Note: Some of the numerical and factual material contained in this edition was previously published under the auspices of the United Nations Postwar Commission.
©2006 Max Brooks; (P)2006 Random House, Inc.
"Hard to put down." (Publishers Weekly)
"A literate, ironic, strangely tasty treat." (Kirkus Reviews)
"Horror fans won't be disappointed: like George Romero's Dead trilogy, World War Z is another milestone in the zombie mythos." (Booklist)
I loved it. Great cast (more names then I could count Alan Alda and Mark Hammil amoung them), well written. Very enjoyable.
When I describe the basic plot of this book to friends, co-workers or even my family, universally everyone will laugh and give me that "whatever" look. Zombies?! It's not too often a book totally unlike anything else I've read comes along AND intrigues, delights and holds my attention. This one did it. It's one of those books I've thought about days after I finished it.
It's ironic that Max Brooks' tells of his intent to allow the (fictional) personal tales from the survivors of WWZ passionately and at length in his foreword. This particular abridgment cuts many of the deeply personal stories from the print version. Now I realize that all the stories can't have a place in this production, but it was disappointing that the majority of the stories are ones that give to 'macro' view of the conflict, rather than some of the really horrifying 'ground level' experiences.
All in all, for the over production of the this adaptation, I was generally very satisfying. While not all performances by the cast don't 'sell' as real people telling their stories, it does give a good, if condensed summation of the print novel, which is probably the most enjoyable pieces of fiction I've read in years.
This is for anyone who loves zombie/horror films as well as reality and how the world would actually deal with a World War against Zombies. At times, you actually feel like this is a true account of these war torn people which really gives it an authentic vibe. Great guest appearances by Henry Rollins and Alan Alda.
I really enjoyed this book. Well written and comppletely fun fiction told like a non-fiction. The different voices such as Alan Alda and Rob Reiner reading for the different intervies was very cool. This is a book definately better heard than read.
I have probably listened to this audiobook 7 times. It is fantastic and very engrossing. Unlike most zombie stories, it focuses both on individual stories and the slow, deliberate, mechanistic response of mankind to its near annihilation. The voices overs are awesome.. the pacing is great. I just wish it weren't abridged... but to have to pay more voice over people probably would have been too expensive.

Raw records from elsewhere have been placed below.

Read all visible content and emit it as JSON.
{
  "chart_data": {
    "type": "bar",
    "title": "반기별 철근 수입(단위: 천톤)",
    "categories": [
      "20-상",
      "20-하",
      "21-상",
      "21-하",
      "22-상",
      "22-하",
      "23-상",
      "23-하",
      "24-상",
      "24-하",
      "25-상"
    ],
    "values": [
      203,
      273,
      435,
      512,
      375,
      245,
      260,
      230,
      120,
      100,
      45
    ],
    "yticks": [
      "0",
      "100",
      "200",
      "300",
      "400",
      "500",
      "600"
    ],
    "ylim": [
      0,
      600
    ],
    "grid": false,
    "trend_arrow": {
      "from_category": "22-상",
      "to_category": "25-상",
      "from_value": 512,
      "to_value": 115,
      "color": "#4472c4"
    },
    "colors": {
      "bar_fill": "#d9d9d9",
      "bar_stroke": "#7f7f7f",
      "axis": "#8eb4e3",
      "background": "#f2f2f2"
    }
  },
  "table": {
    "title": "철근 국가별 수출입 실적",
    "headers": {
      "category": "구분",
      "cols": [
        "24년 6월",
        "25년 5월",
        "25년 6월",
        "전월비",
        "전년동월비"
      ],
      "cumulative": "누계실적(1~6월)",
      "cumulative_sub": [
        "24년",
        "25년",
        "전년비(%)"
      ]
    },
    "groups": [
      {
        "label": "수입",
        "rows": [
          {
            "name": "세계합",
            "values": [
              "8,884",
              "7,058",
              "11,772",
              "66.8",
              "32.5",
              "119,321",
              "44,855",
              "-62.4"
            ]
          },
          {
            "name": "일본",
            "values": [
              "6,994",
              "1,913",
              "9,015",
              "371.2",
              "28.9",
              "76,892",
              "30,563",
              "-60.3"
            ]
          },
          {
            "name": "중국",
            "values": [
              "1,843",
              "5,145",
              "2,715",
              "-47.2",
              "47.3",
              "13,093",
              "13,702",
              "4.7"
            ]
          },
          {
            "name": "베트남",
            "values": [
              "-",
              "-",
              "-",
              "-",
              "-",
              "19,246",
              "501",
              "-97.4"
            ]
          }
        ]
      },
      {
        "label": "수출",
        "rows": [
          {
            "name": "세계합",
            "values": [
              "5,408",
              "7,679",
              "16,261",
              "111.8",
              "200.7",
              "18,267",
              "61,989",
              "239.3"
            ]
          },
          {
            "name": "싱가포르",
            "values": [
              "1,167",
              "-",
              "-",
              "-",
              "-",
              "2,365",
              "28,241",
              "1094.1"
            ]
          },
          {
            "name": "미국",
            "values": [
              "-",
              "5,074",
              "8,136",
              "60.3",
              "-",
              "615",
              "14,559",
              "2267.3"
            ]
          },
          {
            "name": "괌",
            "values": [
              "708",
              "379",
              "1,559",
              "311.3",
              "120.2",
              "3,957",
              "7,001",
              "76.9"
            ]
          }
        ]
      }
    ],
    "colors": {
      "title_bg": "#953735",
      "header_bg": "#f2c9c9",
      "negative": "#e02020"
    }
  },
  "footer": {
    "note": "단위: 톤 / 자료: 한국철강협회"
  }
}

Geek, Gamer who hates wasting credits.
This is great audio book, just as the title state, it and oral history of the zombie war. The full cast is fantastic and brings this well crafted, very human story to life. It’s not truly terrifying it’s more like sitting your Uncle telling war stories form Vietnam or the WWII. I found my self lost in the different stories as told by the survivor of the conflict.
This was my first download from Audible, and my initial instinct was to instantly turn the book off! I was blown away by the poor quality of the audio which was obviously compressed near to death. The production seemed like it may have been great, uncompressed, the way it was supposed to be heard, but alas, it took me quite a while just to get used to the quality.
I also did not realize that it was abridged until after I downloaded it... HUGELY disappointing. (but can you imagine what it would have cost to have all those fancy pants narrators read the entire book?!) That being said, the narration, with the exception of the author (who was seemingly recorded separate from everyone else, and could not seem to act into or out of the transitions) was great! Dennis Boutsikaris and Alan Alda in particular.
Though the interviews stand alone in the abridgement, there was some sporadic jargon that confused me, and seemed like may have been explained somewhere else that was cut. (NOT A FAN OF ABRIDGED AUDIOBOOKS!)
All in all, an enjoyable listen, despite being far too brief, and poor quality compression.